We Launch design director Matt Walpole believes ownable assets can provide long-term success for brands. He discusses the importance of creating strong visuals, how to implement strategy through brand assets and how ownable assets can work across all of a brand’s touchpoints.

In your experience why is it important for brands to create strong visuals to bring the brand story to life?

There are two key reasons. Firstly, you need to stand out in your market with the ability to grab people’s attention and, secondly, visuals are a leading brand touchpoint, so no matter what your target audience is, it’s a key avenue for resonating with them to communicate brand messages.

How can you implement strategy through distinctive brand assets?

What’s important is not being disruptive for the sake of it, like using neon pink over industry common blue, if it’s clearly unsuitable for instance. You need to make sure your strategy is chosen with the consumer in mind so it resonates to the company service and brand, but also picks up on key cues. This means working out what audiences have a predisposition to and using those values in a strategic aspect, finding points that resonate and bringing those to life in an ownable and disruptive way.

Audience must always be central to your thinking, meaning a focus on how you create a strategy for a certain audience outside of personal and client opinions. Our role as an agency is to provide the outside perspective to challenge what our clients are doing. Our project work on Atech acts as a nice example. We understood their industry and worked with the client to challenge that space whilst remaining grounded and strategically positioning Atech in the market. This approach brings the client on the brand journey and makes them proud of that work which helps them sell the product.

Why are brands using ownable assets to not only narrate the business story internally but to their target audiences?

Whether it’s CGI, photography or illustration, for instance, ownable assets are brilliant for a brand because you can build it into the brand’s longevity as it moves forwards. That’s why it’s important to consider when creating something new how it will work at launch but also further down the line, you can always refresh imagery through new shoots, or re-working them in the brand architecture. It makes building upon a brand so much easier. Get it right at the beginning and there’s always something that will be built upon after a brand launches. It’s never the final thing, they are living, breathing things that have to be able to evolve. Industries can change at the drop of a hat, so brands need to be able to adapt in that nature.

What factors do you consider when curating a suite of ownable brand assets, and how can brands create ownable assets that can work across all touchpoints of the brand?

When approaching the creation of brand assets, we like to think about how we can build out that flexibility for our clients, and frequently, their internal teams. Not only do these assets need to become recognisable in the market, but we make sure everything we are creating is functional and can work across all touchpoints from billboards to small digital formats like an app.

This was a key factor when we worked on Openpay with the competitive nature of the market.
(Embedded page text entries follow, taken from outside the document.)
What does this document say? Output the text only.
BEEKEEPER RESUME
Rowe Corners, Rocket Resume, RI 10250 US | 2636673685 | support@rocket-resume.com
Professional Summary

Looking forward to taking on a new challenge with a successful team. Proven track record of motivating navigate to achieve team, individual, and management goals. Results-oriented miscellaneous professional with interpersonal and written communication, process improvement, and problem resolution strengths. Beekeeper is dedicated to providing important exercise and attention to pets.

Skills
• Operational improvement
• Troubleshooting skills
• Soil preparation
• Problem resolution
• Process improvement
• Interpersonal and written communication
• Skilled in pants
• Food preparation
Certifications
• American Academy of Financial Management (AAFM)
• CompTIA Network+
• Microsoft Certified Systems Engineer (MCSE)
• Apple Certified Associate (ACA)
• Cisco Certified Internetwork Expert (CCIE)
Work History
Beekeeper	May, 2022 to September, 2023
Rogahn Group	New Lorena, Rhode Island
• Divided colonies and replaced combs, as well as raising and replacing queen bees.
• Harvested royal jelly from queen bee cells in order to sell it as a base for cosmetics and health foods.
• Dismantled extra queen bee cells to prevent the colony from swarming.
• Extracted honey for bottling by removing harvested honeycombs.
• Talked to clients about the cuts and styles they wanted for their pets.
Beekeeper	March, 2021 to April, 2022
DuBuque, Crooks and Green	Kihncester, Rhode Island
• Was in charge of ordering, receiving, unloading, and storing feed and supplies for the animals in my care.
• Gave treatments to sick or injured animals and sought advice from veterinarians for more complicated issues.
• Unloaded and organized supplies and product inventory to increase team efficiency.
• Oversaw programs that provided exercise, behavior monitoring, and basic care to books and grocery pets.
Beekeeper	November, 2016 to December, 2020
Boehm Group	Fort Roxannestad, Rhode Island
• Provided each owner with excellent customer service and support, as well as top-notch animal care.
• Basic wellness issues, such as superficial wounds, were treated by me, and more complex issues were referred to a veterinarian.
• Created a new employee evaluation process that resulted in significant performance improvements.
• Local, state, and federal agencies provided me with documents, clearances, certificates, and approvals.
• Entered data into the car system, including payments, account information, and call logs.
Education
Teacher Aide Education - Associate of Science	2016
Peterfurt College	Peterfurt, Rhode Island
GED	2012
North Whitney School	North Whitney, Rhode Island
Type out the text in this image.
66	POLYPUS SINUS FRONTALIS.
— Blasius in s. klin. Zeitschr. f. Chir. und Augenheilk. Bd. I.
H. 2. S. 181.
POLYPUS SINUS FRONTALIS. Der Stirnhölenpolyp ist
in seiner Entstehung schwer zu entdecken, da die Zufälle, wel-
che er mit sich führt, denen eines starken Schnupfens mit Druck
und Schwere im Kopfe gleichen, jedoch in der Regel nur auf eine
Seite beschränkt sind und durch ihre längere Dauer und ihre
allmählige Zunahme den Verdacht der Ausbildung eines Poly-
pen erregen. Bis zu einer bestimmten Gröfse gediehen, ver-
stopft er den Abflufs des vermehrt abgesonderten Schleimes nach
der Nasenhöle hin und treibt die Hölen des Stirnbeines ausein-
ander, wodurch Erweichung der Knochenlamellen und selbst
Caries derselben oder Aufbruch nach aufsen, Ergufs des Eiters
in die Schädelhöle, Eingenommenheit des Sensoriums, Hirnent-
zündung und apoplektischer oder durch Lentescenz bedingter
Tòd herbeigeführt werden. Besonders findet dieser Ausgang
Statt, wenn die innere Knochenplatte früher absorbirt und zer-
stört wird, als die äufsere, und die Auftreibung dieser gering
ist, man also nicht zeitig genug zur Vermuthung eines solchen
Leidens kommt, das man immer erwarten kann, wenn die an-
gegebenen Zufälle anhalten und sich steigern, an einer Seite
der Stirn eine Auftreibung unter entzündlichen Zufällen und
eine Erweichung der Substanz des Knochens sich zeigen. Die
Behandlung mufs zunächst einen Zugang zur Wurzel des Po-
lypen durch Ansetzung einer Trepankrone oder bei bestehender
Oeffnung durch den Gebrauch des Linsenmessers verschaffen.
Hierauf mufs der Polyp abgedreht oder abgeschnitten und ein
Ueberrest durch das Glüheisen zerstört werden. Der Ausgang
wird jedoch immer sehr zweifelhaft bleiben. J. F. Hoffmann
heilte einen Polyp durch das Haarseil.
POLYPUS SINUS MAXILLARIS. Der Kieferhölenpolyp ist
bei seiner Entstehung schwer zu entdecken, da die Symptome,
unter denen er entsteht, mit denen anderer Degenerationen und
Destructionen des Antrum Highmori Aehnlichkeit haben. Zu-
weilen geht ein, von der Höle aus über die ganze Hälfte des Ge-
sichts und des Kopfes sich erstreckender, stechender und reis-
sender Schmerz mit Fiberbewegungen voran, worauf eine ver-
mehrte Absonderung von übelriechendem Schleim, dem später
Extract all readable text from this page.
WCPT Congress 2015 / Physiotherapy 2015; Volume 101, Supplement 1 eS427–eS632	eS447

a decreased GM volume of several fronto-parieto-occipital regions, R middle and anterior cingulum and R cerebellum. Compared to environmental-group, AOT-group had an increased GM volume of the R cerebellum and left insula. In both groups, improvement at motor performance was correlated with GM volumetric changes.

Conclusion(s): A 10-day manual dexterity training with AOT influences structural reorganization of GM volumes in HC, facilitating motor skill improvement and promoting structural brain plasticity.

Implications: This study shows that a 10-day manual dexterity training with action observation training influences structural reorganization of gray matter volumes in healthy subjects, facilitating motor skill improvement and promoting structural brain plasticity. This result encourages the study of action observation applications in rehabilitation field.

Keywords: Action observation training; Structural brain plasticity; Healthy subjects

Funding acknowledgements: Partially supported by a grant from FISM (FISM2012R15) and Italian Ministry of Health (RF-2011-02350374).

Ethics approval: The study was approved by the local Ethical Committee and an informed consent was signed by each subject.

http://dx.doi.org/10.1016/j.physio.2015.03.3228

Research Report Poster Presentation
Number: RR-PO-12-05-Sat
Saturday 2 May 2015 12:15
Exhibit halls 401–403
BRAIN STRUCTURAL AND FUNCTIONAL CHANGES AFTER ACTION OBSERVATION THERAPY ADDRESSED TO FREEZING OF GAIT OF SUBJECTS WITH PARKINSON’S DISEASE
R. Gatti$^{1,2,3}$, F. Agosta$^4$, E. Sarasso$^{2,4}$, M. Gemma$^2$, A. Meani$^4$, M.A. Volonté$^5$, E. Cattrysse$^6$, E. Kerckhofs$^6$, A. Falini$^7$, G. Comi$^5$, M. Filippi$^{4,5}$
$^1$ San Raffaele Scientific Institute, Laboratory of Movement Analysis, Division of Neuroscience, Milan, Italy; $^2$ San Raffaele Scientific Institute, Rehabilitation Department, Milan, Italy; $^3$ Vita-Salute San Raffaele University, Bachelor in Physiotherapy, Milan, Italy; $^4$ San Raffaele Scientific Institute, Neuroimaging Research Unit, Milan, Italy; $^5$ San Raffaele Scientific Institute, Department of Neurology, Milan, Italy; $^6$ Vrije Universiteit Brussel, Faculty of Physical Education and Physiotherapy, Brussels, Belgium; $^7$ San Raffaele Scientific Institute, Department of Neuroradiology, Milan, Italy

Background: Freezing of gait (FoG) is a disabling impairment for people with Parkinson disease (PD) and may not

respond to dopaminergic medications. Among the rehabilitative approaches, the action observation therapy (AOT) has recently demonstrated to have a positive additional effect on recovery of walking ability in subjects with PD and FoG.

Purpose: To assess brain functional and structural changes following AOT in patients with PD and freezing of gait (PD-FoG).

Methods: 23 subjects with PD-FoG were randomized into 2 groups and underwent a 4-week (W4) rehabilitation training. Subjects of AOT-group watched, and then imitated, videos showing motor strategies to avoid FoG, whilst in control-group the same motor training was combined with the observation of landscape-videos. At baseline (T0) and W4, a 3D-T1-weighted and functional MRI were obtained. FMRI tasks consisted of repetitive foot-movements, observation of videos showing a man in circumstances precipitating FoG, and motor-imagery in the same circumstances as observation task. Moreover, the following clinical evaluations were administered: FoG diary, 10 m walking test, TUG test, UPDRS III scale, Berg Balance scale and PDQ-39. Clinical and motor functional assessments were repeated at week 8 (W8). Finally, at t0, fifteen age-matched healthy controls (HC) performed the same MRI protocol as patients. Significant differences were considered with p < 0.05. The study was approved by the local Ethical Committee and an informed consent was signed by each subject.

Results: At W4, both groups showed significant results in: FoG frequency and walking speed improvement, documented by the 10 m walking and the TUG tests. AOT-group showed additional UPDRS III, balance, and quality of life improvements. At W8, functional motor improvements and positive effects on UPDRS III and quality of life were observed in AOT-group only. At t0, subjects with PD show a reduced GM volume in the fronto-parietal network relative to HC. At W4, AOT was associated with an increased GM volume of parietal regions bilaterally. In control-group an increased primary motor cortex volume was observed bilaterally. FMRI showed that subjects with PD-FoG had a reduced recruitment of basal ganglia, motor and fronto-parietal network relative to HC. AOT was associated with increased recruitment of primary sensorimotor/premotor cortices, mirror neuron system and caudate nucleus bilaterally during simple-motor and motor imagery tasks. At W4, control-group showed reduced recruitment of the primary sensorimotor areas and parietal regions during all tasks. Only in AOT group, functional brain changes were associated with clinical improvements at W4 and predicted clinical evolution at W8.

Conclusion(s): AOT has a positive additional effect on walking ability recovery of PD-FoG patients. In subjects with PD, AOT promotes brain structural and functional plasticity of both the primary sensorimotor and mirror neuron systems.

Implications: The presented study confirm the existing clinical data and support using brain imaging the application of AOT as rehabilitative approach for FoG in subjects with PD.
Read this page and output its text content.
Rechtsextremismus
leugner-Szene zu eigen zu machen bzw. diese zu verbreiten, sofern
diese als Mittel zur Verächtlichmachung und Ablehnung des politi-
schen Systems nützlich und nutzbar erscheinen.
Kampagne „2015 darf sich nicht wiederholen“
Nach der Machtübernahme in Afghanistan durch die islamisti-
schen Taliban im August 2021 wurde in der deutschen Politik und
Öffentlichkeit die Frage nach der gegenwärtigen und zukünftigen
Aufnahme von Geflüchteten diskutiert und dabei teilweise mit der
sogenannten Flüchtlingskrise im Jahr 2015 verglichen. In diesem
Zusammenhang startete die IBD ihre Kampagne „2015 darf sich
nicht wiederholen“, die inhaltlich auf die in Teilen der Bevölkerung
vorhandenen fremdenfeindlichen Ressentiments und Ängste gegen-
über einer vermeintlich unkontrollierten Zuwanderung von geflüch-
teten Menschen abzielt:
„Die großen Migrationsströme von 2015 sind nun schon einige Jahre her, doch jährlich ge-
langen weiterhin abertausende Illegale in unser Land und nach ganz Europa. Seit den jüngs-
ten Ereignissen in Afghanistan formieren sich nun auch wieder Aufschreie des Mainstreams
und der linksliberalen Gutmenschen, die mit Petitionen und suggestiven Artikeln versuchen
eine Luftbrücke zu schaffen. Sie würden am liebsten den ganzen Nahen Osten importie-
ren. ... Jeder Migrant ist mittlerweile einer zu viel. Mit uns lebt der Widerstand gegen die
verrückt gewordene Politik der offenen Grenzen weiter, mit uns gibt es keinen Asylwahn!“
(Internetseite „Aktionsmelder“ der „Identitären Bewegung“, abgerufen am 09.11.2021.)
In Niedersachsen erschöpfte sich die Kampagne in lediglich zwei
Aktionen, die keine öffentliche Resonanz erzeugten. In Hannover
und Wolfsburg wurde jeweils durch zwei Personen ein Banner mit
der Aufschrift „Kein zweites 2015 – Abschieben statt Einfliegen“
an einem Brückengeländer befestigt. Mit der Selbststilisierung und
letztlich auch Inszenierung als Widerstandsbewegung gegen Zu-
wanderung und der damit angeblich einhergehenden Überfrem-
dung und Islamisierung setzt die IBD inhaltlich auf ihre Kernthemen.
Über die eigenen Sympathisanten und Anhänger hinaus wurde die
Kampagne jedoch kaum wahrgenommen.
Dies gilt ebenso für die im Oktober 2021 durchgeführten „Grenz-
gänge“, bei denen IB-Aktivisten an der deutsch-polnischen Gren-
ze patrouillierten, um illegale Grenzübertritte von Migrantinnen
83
When you go to buy something online now there are so many buy now, pay later services, so one challenge was making the brand stand out in digital baskets. Colour became an important factor; using a strong branded yellow to help stand out from other payment options was a small but vital consideration. We also ask ourselves how we create something that has a visual purpose when appearing in the context of third-party environments. For example, how can a brand use their assets on social platforms, cut through the noise and demand attention. The same principles will also affect physical spaces like corporate event spaces or out of home advertising, so every possibility must be considered to make a brand as flexible and effective as possible.